I’m going to admit it: I like to eat toast for breakfast.

I know I’m suppose to be anti-carbs and super clean with my eating, but if I happen to be home, my favorite breakfast to make is two eggs, toast, bacon, and a mocha. I love it–simple to make and super tasty to eat.

But even if I have all of the ingredients, I don’t always make it if I forget one important step…

…taking out the butter dish.butter

As a kid in the early 80’s I grew up on a steady diet of margarine. My parents regularly had a nice tub of Country Crock in their refrigerator. I loved how easily margarine spread on to everything.

As an adult, I’ve read more about the bad wrap that butter received, and how margarine isn’t exactly as healthy as we once thought, so I switched to eating real butter.

The problem?

It has to soften.

Read almost any baking recipe that involves butter and it tends to involve soften butter.

Sure, I could attempt to spread it on my toast without softening it, but it stays clumped together, and my toast tends to break under the pressure of my “forceful” spreading.

So instead, I need to think ahead and take the butter out a bit early. I have to give it some time for it to be ready. If I do, it goes on even easier then margarine, I actually end up using a bit less of it because I can get just the right amount, and my toast remains perfectly intact as it awaits the addition of strawberry jam.

People are no different. If we rush anything with them, they’ll remain a bit resistant, they’ll clump up, and that relationship may not remain intact–it may break under the pressure.

This is especially important for all of my friends who are in the start of a school year and recruiting new members into clubs or planning the next big event or dress up day. If we do too much, too soon, people will resist, and our connection with them may break apart.

But if we give them time to truly warm up to an idea and not require too much of them in that participation, they are more likely to join in and the whole process will be a lot smoother.

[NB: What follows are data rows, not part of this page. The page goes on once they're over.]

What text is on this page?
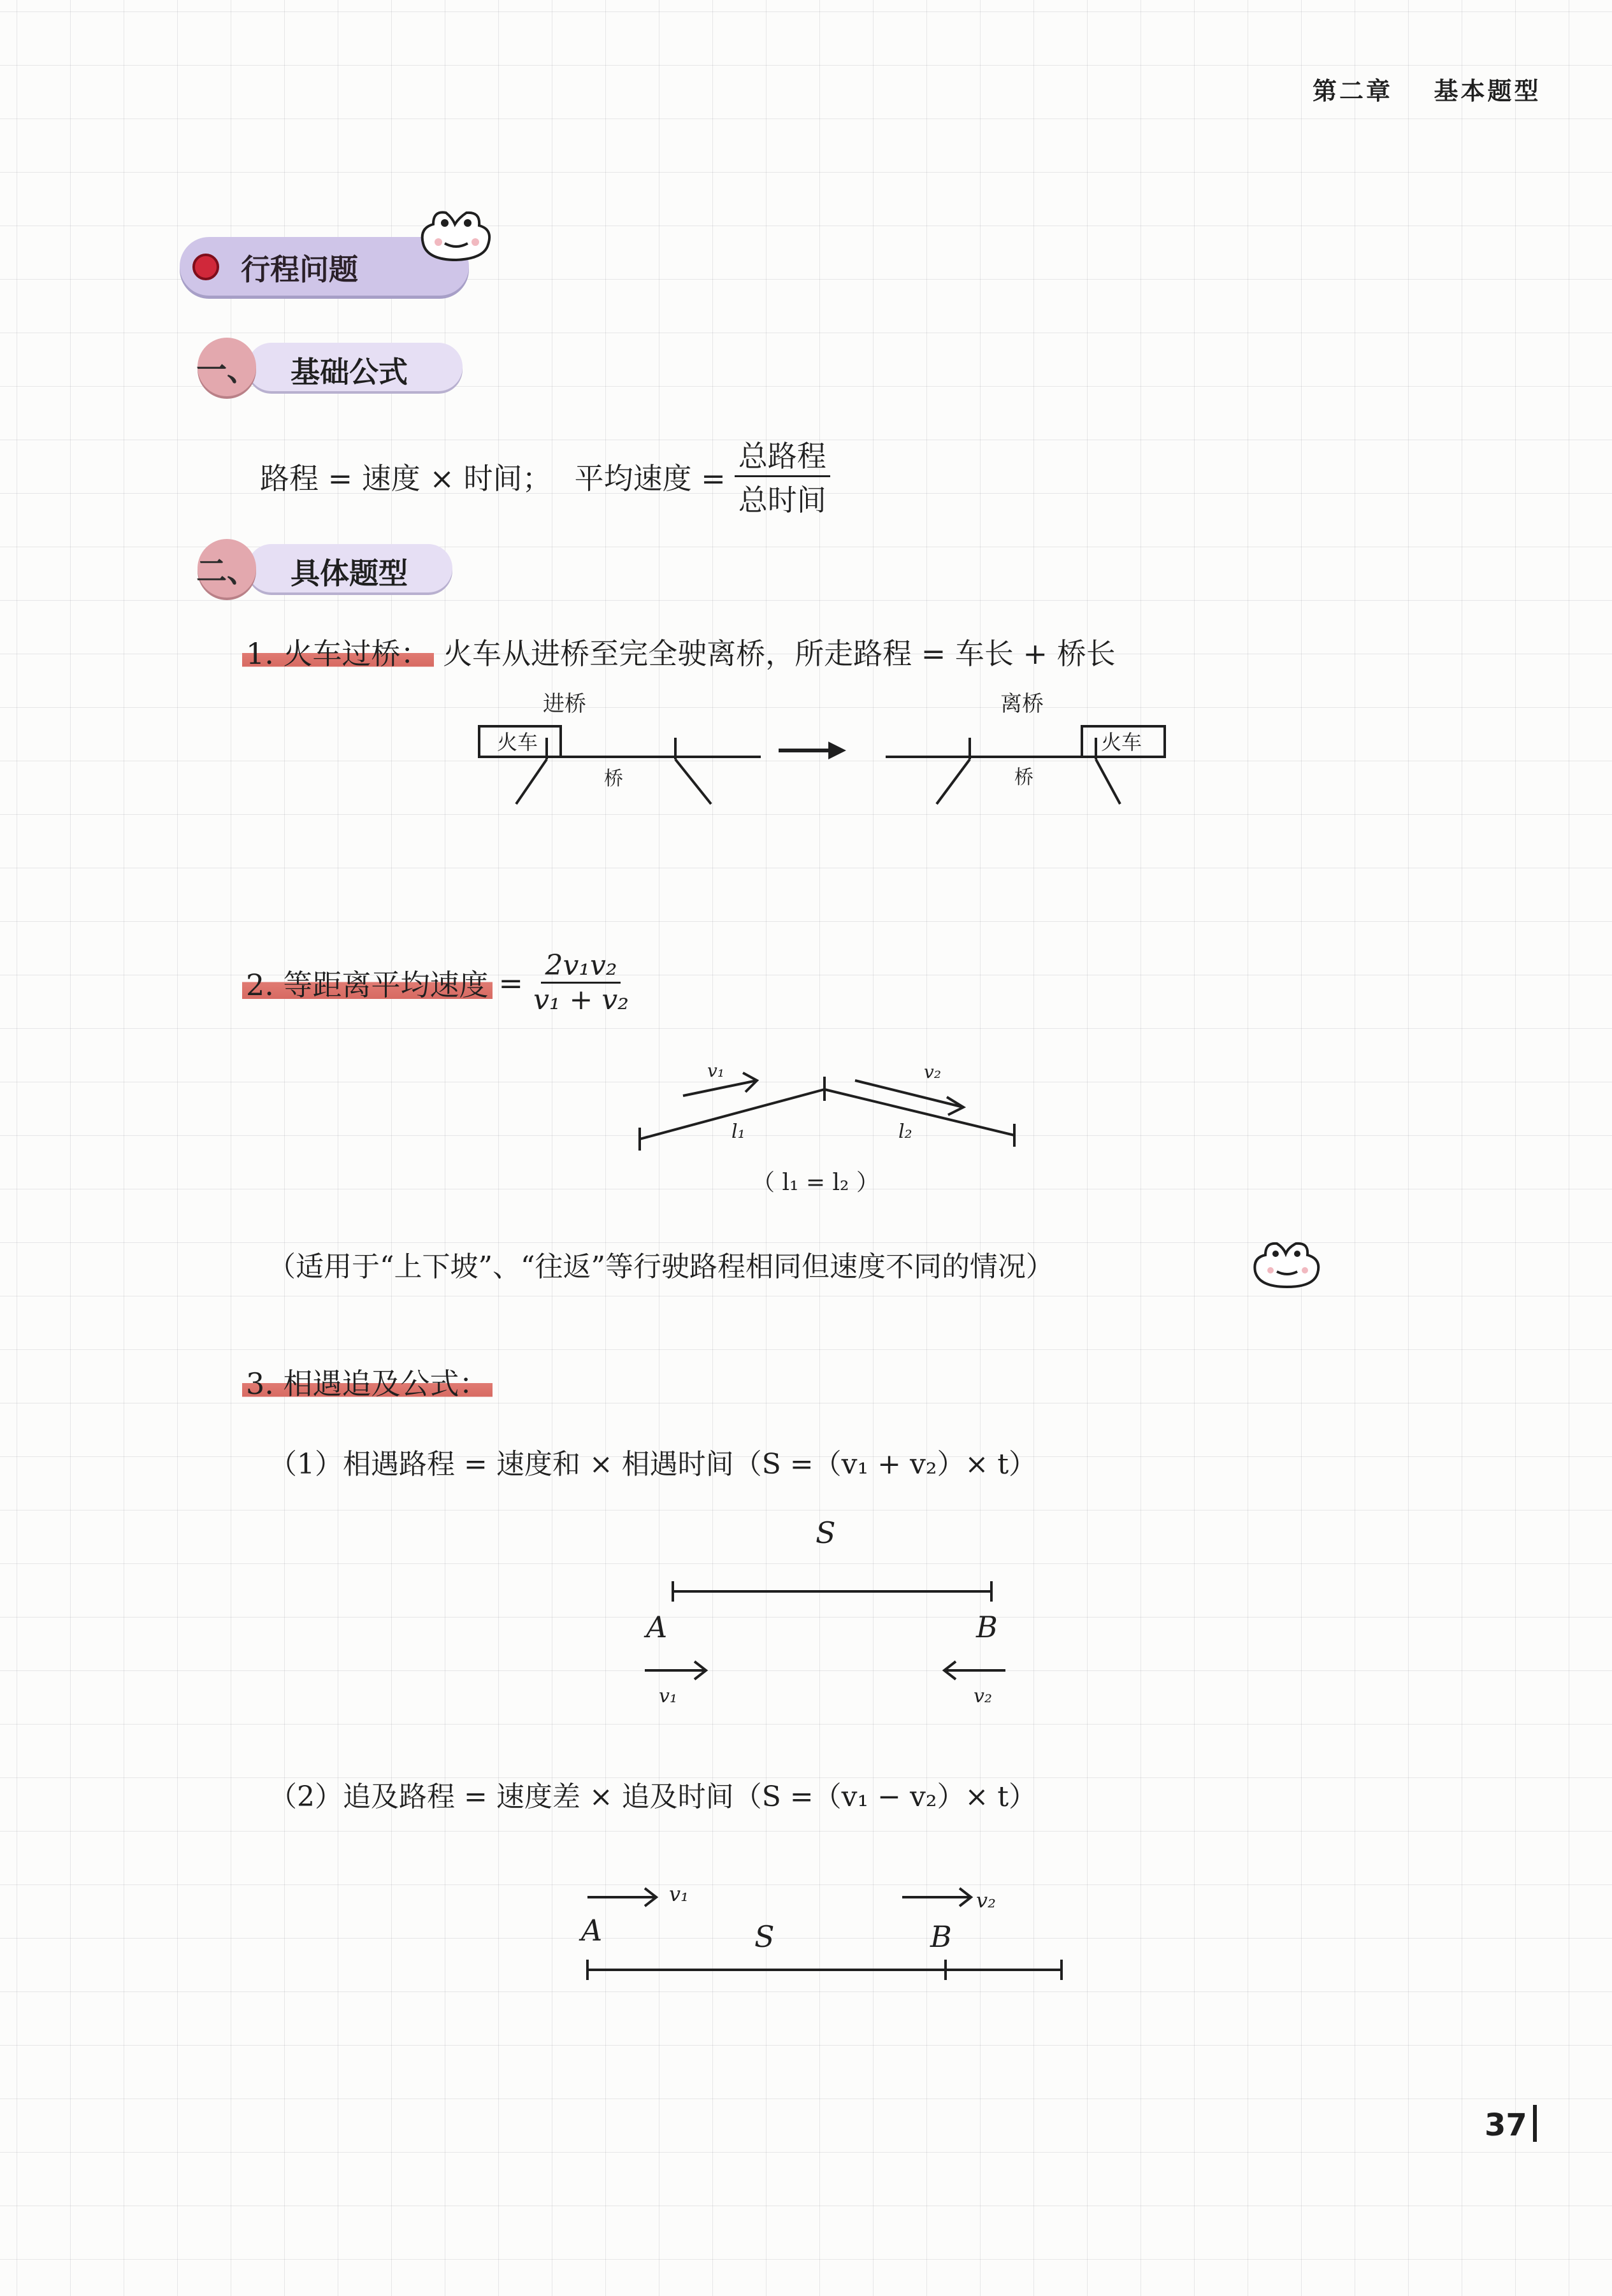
第二章 基本题型
行程问题
一、 基础公式
路程 = 速度 × 时间； 平均速度 = $\frac{\text{总路程}}{\text{总时间}}$
二、 具体题型
1. 火车过桥： 火车从进桥至完全驶离桥，所走路程 = 车长 + 桥长
进桥
火车
桥
离桥
火车
桥
2. 等距离平均速度 = $\frac{\text{2v₁v₂}}{\text{v₁ + v₂}}$
v₁	v₂
l₁	l₂
（ l₁ = l₂ ）
（适用于“上下坡”、“往返”等行驶路程相同但速度不同的情况）
3. 相遇追及公式：
（1）相遇路程 = 速度和 × 相遇时间（S =（v₁ + v₂）× t）
S
A	B
v₁	v₂
（2）追及路程 = 速度差 × 追及时间（S =（v₁ − v₂）× t）
v₁	v₂
A	S	B
37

The sequence is important and it takes time and trust.

The way I sometimes phrase it, “I didn’t ask my wife to marry me before our first date. Back then, I simply asked her to coffee. It was many, many, many dates later after asking her to a movie, and to a play, and to meet my parents, that I asked if she’d marry me.”

So as a new school year is underway, take the time. Take out the butter dish. Invest in the people around you and build that trust.

The final results can be pretty cool.